Vera: a programming language designed for machines to write

· coding ai web · Source ↗

TLDR

  • Vera is a new language targeting LLM code generation: no variable names, mandatory contracts verified by Z3, typed effects, compiles to WebAssembly.

Key Takeaways

  • Uses typed De Bruijn slot references (@Int.0, @Int.1) instead of variable names to eliminate naming-related errors LLMs commonly make.
  • Every function requires requires(), ensures(), and effects() clauses; Z3 proves Tier 1 contracts statically, with runtime fallback for undecidable cases.
  • Algebraic effects (<IO>, <Http>, <Inference>, <State>) are tracked in the type system, so callers must explicitly declare any side-effectful capability.
  • Compiler diagnostics are structured as agent instructions with stable error codes (E001-E702) and --json output designed for agent feedback loops.
  • VeraBench results show Kimi K2.5 achieves 100% run_correct on Vera vs 86% Python; three models beat TypeScript on Vera, though results are single-run with high variance.

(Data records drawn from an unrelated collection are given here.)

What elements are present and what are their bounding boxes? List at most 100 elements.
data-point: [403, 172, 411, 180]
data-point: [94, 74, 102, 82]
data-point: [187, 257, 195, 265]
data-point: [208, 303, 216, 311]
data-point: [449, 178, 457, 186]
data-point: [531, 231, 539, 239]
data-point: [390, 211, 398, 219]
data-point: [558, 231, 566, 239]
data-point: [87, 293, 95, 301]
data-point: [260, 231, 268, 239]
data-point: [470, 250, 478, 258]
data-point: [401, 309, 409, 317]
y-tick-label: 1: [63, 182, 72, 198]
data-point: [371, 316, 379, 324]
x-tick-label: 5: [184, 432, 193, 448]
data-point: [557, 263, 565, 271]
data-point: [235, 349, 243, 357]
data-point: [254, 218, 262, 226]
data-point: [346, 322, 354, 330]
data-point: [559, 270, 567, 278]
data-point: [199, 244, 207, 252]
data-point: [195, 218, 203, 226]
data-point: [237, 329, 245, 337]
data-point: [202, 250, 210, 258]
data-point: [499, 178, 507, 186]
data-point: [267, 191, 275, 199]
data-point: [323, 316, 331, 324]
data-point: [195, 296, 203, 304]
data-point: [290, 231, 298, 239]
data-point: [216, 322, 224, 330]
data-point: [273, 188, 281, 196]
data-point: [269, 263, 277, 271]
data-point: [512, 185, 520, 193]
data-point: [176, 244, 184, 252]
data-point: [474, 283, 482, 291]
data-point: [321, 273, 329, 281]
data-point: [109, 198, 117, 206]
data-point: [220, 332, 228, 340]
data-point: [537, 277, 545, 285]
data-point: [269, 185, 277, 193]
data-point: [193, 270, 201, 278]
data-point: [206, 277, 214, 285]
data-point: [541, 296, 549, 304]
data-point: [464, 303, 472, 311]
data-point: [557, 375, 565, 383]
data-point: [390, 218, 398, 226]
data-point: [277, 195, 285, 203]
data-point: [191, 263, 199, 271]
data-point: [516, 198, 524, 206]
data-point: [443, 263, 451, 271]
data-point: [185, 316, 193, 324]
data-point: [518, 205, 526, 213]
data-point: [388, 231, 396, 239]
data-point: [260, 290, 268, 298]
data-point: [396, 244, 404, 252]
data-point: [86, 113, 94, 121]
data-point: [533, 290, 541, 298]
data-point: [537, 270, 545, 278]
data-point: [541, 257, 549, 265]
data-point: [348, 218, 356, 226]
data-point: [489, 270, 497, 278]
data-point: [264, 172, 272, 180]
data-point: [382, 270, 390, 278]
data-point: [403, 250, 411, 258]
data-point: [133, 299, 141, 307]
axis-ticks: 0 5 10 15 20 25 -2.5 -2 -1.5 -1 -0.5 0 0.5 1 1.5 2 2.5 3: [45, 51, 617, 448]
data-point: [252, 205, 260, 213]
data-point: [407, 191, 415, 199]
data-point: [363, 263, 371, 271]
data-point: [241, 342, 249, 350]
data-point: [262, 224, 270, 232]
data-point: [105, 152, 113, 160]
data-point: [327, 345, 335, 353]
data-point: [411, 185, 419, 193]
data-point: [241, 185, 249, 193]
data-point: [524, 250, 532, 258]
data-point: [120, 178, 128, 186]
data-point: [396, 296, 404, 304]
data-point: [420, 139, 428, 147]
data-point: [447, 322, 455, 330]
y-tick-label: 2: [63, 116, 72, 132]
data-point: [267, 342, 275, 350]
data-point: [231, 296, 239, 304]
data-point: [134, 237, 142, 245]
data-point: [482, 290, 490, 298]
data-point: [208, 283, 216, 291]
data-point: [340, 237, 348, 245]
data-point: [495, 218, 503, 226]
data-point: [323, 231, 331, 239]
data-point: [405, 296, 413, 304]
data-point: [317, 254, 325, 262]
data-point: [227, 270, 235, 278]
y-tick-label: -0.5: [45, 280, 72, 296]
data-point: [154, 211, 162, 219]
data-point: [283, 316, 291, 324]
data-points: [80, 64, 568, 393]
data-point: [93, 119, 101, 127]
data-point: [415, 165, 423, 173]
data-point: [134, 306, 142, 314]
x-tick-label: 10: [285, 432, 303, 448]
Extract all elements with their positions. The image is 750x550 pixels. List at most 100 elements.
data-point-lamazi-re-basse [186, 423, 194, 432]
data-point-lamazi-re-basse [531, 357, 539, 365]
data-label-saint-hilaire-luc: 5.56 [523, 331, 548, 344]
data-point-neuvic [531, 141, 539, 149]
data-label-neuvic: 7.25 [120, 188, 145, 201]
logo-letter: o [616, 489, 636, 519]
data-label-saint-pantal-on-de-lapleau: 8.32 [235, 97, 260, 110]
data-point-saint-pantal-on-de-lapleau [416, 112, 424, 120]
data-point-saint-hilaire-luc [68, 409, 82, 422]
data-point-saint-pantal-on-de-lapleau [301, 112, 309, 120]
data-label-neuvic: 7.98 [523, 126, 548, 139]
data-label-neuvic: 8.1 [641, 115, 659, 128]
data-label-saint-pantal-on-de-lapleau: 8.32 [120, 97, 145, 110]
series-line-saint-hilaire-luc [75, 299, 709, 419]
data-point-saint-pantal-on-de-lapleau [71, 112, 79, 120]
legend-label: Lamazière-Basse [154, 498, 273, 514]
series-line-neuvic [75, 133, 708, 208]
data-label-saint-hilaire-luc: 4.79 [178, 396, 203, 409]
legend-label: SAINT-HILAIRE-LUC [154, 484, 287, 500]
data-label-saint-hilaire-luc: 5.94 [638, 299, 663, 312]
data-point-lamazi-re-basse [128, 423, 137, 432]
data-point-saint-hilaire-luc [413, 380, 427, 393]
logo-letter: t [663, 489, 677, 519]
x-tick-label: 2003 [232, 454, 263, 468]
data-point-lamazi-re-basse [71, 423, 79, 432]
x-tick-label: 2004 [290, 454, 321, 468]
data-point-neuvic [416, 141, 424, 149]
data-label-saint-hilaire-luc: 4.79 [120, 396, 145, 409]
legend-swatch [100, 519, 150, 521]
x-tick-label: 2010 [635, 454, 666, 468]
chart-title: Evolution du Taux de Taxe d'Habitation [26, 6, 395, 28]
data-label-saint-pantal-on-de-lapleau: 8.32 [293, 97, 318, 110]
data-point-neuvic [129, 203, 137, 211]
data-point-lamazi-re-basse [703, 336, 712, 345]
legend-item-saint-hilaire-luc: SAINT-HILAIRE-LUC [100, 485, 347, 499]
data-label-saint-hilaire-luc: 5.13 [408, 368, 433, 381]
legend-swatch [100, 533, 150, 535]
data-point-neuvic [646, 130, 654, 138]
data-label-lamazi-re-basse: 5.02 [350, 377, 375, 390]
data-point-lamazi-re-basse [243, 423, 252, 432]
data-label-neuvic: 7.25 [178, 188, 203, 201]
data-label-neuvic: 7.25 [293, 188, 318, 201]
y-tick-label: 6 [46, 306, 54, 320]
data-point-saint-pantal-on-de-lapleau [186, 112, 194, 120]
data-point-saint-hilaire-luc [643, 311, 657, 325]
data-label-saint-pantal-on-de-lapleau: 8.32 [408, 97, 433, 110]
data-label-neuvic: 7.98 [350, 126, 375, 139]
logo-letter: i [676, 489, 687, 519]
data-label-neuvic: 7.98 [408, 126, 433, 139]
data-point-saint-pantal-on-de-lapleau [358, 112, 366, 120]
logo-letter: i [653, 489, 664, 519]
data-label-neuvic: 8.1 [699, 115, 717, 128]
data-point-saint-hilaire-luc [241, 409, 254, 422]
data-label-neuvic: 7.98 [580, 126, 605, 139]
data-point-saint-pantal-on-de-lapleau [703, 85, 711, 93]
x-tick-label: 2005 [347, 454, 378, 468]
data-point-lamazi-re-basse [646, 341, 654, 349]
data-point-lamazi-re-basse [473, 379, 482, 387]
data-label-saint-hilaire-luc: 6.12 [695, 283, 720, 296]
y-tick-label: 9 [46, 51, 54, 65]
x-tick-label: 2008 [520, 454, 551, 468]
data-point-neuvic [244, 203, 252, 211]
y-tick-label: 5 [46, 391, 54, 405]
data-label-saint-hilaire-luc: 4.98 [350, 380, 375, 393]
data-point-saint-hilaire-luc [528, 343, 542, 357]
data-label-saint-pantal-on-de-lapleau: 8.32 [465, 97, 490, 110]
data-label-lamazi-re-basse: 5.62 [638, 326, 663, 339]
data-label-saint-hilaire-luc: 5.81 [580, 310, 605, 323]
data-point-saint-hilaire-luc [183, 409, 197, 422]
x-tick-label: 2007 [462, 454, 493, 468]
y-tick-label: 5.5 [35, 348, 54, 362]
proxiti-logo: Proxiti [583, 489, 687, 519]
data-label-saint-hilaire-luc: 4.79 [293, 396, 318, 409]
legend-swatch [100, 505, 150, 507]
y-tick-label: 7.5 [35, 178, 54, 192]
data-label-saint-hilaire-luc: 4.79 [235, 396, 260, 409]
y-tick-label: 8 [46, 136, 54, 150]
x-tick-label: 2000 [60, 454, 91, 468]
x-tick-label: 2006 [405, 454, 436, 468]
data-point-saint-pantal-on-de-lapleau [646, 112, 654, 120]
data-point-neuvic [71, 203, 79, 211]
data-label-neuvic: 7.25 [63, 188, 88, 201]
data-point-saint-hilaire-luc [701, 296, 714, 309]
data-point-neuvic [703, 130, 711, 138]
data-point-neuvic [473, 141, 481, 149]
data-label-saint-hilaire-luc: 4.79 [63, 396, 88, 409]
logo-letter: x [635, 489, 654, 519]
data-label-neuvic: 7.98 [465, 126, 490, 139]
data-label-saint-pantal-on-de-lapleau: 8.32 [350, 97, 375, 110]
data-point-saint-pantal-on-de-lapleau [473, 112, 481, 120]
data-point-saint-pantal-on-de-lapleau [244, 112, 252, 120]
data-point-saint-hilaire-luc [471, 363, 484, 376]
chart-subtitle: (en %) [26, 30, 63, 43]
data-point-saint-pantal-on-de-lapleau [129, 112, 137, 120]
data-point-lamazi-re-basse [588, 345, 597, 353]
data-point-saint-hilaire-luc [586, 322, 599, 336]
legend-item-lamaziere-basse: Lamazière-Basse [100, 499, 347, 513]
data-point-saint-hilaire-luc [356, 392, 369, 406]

Hacker News Comment Review

  • Core skepticism centers on the no-names design: commenters argue LLMs succeed when more is explicit in text, not less, and that verbose structural references may hurt rather than help token prediction.
  • Several commenters note LLM coding ability tracks corpus size, pointing to Python/TypeScript dominance over Haskell as evidence that novel syntax will hit a cold-start problem regardless of formal properties.
  • A counter-thread sees real value in effect type systems specifically for agent sandboxing: capability proofs at compile time let you verify agent-written code cannot do IO before running it.

Notable Comments

  • @solomonb: proposes Hindley-Milner + Linear Types + Refinement Types + Delimited Continuation Effects + Unison-style content addressability as a more principled LLM-friendly stack.
  • @unignorant: highlights effect type systems as a strong fit for agent trust: “you know it can’t do IO” before runtime.